What’s Behind a Service Call?
Every time a technician visit is scheduled, the dealer incurs several costs: technician labor, transportation, replacement parts, ticket management, and often, customer downtime. When these visits become frequent—even for minor issues—the contract margin quietly begins to erode.
One of the most common—and often invisible—causes of this erosion is intensive use of the scanner in multifunction devices.
The Scanner: The Forgotten Component... but Not an Innocent One
Although page billing contracts focus primarily on printing and copying, many customers rely heavily on their multifunction devices for scanning large volumes of documents—especially as part of digitization processes, workflow automation, document delivery, or data uploading into business platforms.

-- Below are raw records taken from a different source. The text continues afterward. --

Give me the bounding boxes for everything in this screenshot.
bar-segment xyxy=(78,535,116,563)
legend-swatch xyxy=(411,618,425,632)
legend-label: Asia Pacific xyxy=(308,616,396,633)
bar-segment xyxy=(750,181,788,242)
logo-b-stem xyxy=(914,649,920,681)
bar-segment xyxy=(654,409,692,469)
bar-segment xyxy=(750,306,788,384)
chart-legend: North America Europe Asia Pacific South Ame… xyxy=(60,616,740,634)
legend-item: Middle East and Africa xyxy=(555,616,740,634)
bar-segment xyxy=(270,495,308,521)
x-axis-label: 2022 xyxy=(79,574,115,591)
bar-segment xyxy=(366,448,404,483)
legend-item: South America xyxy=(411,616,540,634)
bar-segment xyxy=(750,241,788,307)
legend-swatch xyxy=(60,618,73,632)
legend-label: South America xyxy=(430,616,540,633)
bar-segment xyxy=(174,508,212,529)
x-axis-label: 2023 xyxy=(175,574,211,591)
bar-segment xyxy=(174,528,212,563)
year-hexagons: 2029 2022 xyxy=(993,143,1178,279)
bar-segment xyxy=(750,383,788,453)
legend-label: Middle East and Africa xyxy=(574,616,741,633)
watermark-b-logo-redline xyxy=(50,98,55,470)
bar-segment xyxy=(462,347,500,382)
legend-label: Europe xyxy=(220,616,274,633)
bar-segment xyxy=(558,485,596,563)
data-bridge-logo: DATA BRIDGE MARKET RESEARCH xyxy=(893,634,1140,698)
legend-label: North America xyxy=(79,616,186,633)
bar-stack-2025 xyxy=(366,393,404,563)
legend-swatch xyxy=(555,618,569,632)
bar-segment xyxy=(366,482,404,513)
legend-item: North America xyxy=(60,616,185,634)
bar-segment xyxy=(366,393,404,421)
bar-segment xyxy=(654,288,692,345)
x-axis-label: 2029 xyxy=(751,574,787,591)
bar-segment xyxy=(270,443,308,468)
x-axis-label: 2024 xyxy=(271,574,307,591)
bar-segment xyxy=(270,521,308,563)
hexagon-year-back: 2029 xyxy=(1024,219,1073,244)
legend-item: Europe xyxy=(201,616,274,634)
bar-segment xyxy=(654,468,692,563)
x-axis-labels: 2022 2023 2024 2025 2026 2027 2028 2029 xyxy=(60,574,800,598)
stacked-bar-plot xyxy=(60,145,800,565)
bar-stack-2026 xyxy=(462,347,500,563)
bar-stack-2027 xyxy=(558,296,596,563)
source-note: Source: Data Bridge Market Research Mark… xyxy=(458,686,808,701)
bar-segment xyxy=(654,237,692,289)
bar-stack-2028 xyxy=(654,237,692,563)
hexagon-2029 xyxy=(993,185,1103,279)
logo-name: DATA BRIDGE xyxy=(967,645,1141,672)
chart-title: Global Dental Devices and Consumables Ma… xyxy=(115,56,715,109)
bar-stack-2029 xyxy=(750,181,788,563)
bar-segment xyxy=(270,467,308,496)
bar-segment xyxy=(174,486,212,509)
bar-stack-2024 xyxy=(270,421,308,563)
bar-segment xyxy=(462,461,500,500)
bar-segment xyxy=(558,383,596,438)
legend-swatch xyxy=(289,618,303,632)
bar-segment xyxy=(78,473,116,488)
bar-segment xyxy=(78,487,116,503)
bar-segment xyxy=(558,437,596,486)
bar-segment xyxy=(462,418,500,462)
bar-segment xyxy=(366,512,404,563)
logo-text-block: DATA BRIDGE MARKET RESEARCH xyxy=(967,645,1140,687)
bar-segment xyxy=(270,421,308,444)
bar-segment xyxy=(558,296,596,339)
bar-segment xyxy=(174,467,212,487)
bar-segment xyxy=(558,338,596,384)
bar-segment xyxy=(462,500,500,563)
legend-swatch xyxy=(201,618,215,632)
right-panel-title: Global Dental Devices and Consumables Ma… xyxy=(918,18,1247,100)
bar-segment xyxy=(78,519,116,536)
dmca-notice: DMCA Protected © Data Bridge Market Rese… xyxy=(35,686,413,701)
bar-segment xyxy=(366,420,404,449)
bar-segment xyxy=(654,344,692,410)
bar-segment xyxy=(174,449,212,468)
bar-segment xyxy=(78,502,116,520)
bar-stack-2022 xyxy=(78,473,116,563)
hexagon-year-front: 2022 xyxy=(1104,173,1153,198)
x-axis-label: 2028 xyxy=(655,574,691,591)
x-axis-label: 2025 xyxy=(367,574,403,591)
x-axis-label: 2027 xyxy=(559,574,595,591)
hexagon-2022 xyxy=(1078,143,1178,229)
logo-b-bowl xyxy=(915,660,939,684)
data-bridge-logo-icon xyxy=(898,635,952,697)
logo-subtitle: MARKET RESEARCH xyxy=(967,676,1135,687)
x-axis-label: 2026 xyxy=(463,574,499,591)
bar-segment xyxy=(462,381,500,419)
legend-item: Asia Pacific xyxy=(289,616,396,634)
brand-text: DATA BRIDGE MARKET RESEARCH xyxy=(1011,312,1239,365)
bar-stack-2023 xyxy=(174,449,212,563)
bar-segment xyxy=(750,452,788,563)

This constant use causes accelerated wear on components such as:
The ADF (automatic document feeder), prone to frequent jams and breakages
Feed (pick rollers / feed rollers) and separation rollers, which wear down over time
Drive belts, which may loosen or fail with prolonged use
Scanner lamp, susceptible to reduced performance
Paper sensors, which can become misaligned due to heavy usage
Optical sensors, which degrade or require recalibration
The concern is that scanning doesn’t generate additional revenue, since customers typically don’t pay for it—but it does trigger service calls that the dealer must cover, often without having anticipated this level of wear and tear.
A Problem… or a Revenue Opportunity?
This is where the mindset must shift: what’s currently a service burden can become a source of additional revenue—if approached strategically.
Every scan represents a value-added action. So why not monetize it? Some dealers have begun to introduce:
Per-image scanning fees, especially in high-usage environments
Scanning plans, with monthly thresholds and overage charges
Smart scanning bundles, combining hardware with capture and automation software
Additionally, this opens the door to upselling document management and workflow solutions such as:
Umango – for advanced capture and distributed processing
FileBound and Cflow – for workflow automation and document approval
DocuXplorer – for archiving, compliance, and document management
These solutions turn the scanner into a productivity engine that connects directly to key business processes—justifying the investment, reducing operational errors, and improving contract ROI.
Conclusion
What may seem like a low-profile function—scanning—can either be a strategic profit driver or a silent cost drain, depending on how it's managed.
With tools like Princity, and integrations with solutions like Umango, FileBound, Cflow, or DocuXplorer, dealers can:
Enhance operational visibility
Reduce unnecessary service calls
Generate new revenue streams
Deliver comprehensive solutions that build long-term client loyalty
The scanner can be either a ticket generator or a growth opportunity. The choice is yours.